After all, opportunities in India seem to be rife, even when fears of a recession are looming large in developed markets, said Chirantan Patnaik, Director, Venture Capital (Technology and Telecoms Equity Group) at BII, which acts both as a fund LP and as a direct investor in startups.
“By and large if you look at the dynamics of domestic capital participation in the private asset class globally, there is a large ‘home base’ effect… Clearly, India is in an enviable spot — it has been surprisingly resilient despite multiple shocks,” he said.
Echoing similar sentiments, PR Srinivasan, founder and managing partner Xponentia Capital Partners, added: “There was a time when the volatility of foreign flows had an impact on Indian stock markets & the economy. Clearly, that is declining. Having a solid base of domestic LPs is a key strength for becoming a successful fund manager.”
Today, India is tracking similar developments that took place in China, where domestic capital has become as large, if not larger than, foreign capital in alternative assets.
According to a recent UN report, India’s economy is expected to grow by 6.7% in the calendar year 2024.
“The obvious advantage of channelizing domestic capital into alternative assets is that it allows domestic investors to reap the benefits of the extraordinary growth of the Indian economy and new business development driven by a large pool of committed entrepreneurs,” said JM Financial’s Pandole.
Boosting global investor sentiments
“Global investors often consider the level of domestic capital being invested as a key indicator of the strength and stability of the market,” said Rajat Tandon, President of the Indian Venture and Alternate Capital Association (IVCA). “One of the key advantages of having a strong domestic investor base is that it can enhance the confidence of global LPs who are looking to invest in the Indian market.
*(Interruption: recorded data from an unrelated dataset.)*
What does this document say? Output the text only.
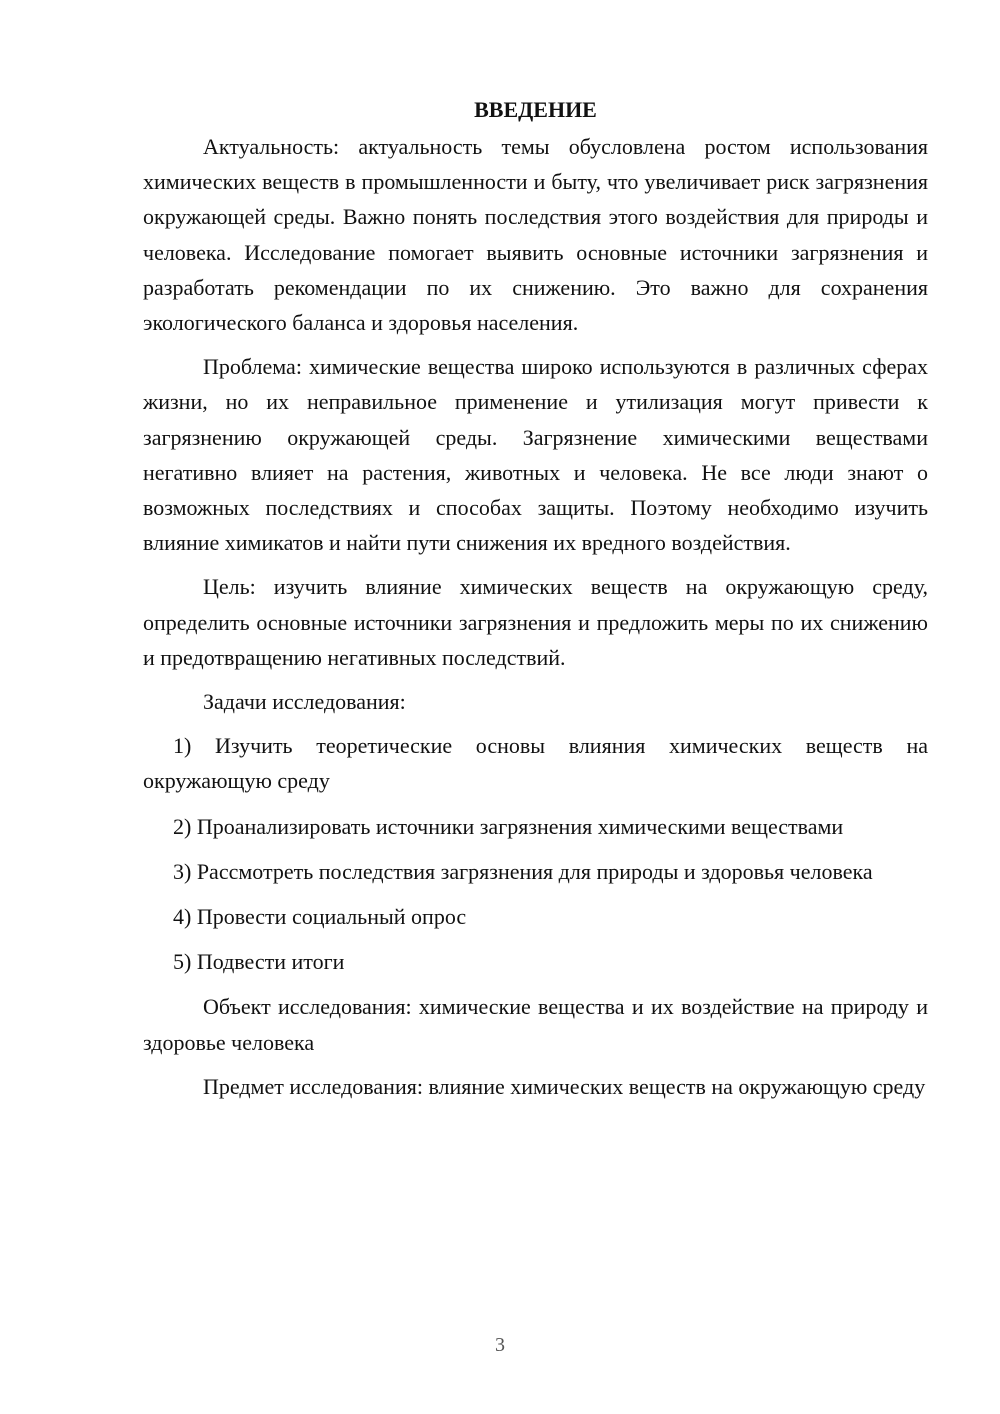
ВВЕДЕНИЕ

Актуальность: актуальность темы обусловлена ростом использования химических веществ в промышленности и быту, что увеличивает риск загрязнения окружающей среды. Важно понять последствия этого воздействия для природы и человека. Исследование помогает выявить основные источники загрязнения и разработать рекомендации по их снижению. Это важно для сохранения экологического баланса и здоровья населения.

Проблема: химические вещества широко используются в различных сферах жизни, но их неправильное применение и утилизация могут привести к загрязнению окружающей среды. Загрязнение химическими веществами негативно влияет на растения, животных и человека. Не все люди знают о возможных последствиях и способах защиты. Поэтому необходимо изучить влияние химикатов и найти пути снижения их вредного воздействия.

Цель: изучить влияние химических веществ на окружающую среду, определить основные источники загрязнения и предложить меры по их снижению и предотвращению негативных последствий.

Задачи исследования:

1) Изучить теоретические основы влияния химических веществ на окружающую среду

2) Проанализировать источники загрязнения химическими веществами

3) Рассмотреть последствия загрязнения для природы и здоровья человека

4) Провести социальный опрос

5) Подвести итоги

Объект исследования: химические вещества и их воздействие на природу и здоровье человека

Предмет исследования: влияние химических веществ на окружающую среду

3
Over the past few years, there has been a significant increase in the number of new AIFs registered in India.
According to IVCA estimates, over 100 new AIFs have been registered every year since the AIF Law came into existence in fiscal 2018, with FY23 seeing a record high of over 200 new registrations.
“AIFs have been registered every year, with FY23 seeing a record high of over 200 new registrations. This trend is expected to continue, driven by the increasing demand for alternative investment options among both domestic and global investors,” said Tandon.
While LPs invested $3.4 billion into PE and VC firms in the first four months of last year, the figure stood at a whopping $10.5 billion at the end of 2022. In 2021 and 2020, PE and VC firms garnered $4.6 billion and $5.4 billion, respectively.
Among the top funds raised so far, Kotak Investment Advisors amassed $1.25 billion for its latest investment vehicle against a targeted corpus of $1.6 billion.
More recently, in May, Renuka Ramnath-led Multiples Alternate Asset Management made headlines for making the first close of its fourth fund at $640 million. It is eyeing a total of about $1 billion.
“Cultivating the domestic investor market has been an objective for us at Multiples. We are very happy to see the alternate asset product gaining attractiveness for domestic investors,” Renuka Ramnath, founder, MD & CEO at Multiples Alternate Asset Management, recently told DealStreetAsia in an interview.
In the VC space, Nexus Venture Partners and Iron Pillar raised $700 million and $129 million, respectively, to invest in the country’s burgeoning startup ecosystem.